À guisa de introdução

Ah, o bairro japonês de São Paulo — sempre que eu me vejo imerso nele, cercado de caos por todos os lados, invariavelmente eu sinto a minha mente como que vazia por um instante e me pergunto: “por que teriam esses japoneses atravessado os mares e construído, do outro lado do mundo, um bairro só deles?”. 

Já faz algum tempo que eu venho lecionando as disciplinas de “Língua japonesa” e “Cultura japonesa” numa universidade brasileira. No contato diário com os estudantes brasileiros, eu descobri que a idéia que eles têm do japonês é, na verdade, aquela imagem estereotípica do japonês fechado, pouco aberto ao convívio social. Às vezes eu tenho a impressão de que os próprios japoneses ajudam a difundir esse discurso de que “os japoneses são um povo fechado”, de que “são sérios demais”. Em contrapartida, eu ouvi certa feita de um imigrante japonês que “nada disso é verdade. Se os japoneses fossem assim tão fechados, será que eles teriam vindo parar aqui do outro lado do mundo?”.
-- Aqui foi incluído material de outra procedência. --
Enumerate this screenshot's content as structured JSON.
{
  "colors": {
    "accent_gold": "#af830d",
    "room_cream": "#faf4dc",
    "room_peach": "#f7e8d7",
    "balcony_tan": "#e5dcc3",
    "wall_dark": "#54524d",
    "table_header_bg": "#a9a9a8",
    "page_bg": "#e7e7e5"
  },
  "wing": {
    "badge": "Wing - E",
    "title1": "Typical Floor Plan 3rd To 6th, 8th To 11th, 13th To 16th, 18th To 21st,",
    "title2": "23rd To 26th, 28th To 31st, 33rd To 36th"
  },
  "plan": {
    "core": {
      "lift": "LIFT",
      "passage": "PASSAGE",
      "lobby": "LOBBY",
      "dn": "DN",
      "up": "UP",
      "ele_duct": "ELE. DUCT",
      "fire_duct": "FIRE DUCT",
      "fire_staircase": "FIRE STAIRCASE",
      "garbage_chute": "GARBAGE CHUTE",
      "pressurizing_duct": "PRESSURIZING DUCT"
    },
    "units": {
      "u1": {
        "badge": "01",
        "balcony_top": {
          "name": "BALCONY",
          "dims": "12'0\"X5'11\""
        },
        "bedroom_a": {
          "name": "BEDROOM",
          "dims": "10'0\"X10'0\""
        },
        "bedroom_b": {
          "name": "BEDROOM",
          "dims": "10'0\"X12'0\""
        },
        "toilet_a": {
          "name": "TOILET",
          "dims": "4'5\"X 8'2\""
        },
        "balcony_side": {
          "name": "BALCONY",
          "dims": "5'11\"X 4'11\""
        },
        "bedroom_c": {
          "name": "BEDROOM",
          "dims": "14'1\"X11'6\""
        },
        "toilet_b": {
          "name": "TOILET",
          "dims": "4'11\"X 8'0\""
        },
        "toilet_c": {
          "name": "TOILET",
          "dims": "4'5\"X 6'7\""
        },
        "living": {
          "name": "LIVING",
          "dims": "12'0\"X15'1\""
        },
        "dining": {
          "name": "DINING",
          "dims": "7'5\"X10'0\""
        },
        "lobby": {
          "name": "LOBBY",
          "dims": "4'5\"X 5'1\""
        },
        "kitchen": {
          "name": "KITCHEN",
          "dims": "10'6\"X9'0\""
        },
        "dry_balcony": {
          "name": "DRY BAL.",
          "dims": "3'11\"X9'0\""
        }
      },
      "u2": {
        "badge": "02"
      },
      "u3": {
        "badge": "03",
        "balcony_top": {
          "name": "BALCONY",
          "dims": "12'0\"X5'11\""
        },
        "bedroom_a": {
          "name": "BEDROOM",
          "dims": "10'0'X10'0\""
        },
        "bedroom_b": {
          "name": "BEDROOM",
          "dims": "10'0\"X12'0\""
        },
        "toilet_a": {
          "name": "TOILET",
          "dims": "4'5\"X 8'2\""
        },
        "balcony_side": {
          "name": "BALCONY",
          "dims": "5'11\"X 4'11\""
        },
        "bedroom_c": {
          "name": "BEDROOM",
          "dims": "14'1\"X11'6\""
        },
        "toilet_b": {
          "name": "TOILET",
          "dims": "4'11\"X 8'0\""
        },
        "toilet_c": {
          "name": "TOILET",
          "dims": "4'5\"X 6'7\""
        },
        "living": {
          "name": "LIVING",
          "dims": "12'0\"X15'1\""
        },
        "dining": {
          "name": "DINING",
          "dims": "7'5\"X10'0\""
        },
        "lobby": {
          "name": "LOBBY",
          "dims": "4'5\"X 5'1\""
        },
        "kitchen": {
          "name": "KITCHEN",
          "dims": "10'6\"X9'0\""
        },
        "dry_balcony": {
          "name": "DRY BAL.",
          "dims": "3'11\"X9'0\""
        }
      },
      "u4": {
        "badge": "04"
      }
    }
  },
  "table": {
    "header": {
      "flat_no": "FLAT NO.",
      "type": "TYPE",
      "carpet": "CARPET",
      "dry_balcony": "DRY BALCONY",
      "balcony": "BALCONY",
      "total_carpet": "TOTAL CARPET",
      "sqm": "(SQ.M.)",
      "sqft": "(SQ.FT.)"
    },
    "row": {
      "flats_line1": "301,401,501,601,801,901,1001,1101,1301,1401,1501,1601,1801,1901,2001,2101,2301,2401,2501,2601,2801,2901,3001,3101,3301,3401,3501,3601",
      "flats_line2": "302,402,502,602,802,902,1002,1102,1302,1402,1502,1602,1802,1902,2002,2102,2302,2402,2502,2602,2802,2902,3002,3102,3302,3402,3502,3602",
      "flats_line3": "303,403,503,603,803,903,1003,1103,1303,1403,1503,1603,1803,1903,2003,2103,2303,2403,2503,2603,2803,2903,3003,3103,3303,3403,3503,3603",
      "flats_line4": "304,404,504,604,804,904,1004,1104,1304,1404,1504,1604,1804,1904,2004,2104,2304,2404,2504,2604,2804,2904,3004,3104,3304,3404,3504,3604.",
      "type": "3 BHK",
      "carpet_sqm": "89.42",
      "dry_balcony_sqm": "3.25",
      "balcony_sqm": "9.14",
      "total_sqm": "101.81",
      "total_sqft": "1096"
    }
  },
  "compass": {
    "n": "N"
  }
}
A bem da verdade, entre a idade medieval e o início da idade moderna, os japoneses foram formando ao longo de todo o sudeste asiático (Tailândia, Vietnã, Luzon etc.) pequenos enclaves que ficaram conhecidos como “bairros japoneses”. Os casos de Nagamasa Yamada e a corte de Ayutthaya e dos piratas japoneses, desnecessário dizer, talvez sejam os mais famosos. Com exceção do período de reclusão — ou, melhor, mesmo durante o período de reclusão (sécs. XVII-XIX) —, os nossos antepassados já singravam os mares fazendo contato com povos e nações diferentes.

Com o início da idade contemporânea, essa tendência foi aumentando entre aqueles que saíam do arquipélago. Através da rede de comunicações que se constituíra rapidamente pelo mundo afora, os japoneses começaram a se espalhar por outros continentes, alguns totalmente novos. O contato dos nossos antepassados com o chamado Novo Mundo não é tão antigo; em 1868, ano em que teve início a Restauração Meiji, partiram com destino ao Havaí os primeiros emigrantes japoneses (conhecidos como “gannen-mono”). Em 1885, foram enviados ao mesmo reino os primeiros emigrantes contratados; na Argentina, a imigração japonesa começa em 1896; no México, em 1897; no Peru, em 1898; e no Brasil, em 1908. Em todos esses casos, os japoneses sempre formaram pelo menos um “bairro japonês”1 onde eles pudessem se concentrar.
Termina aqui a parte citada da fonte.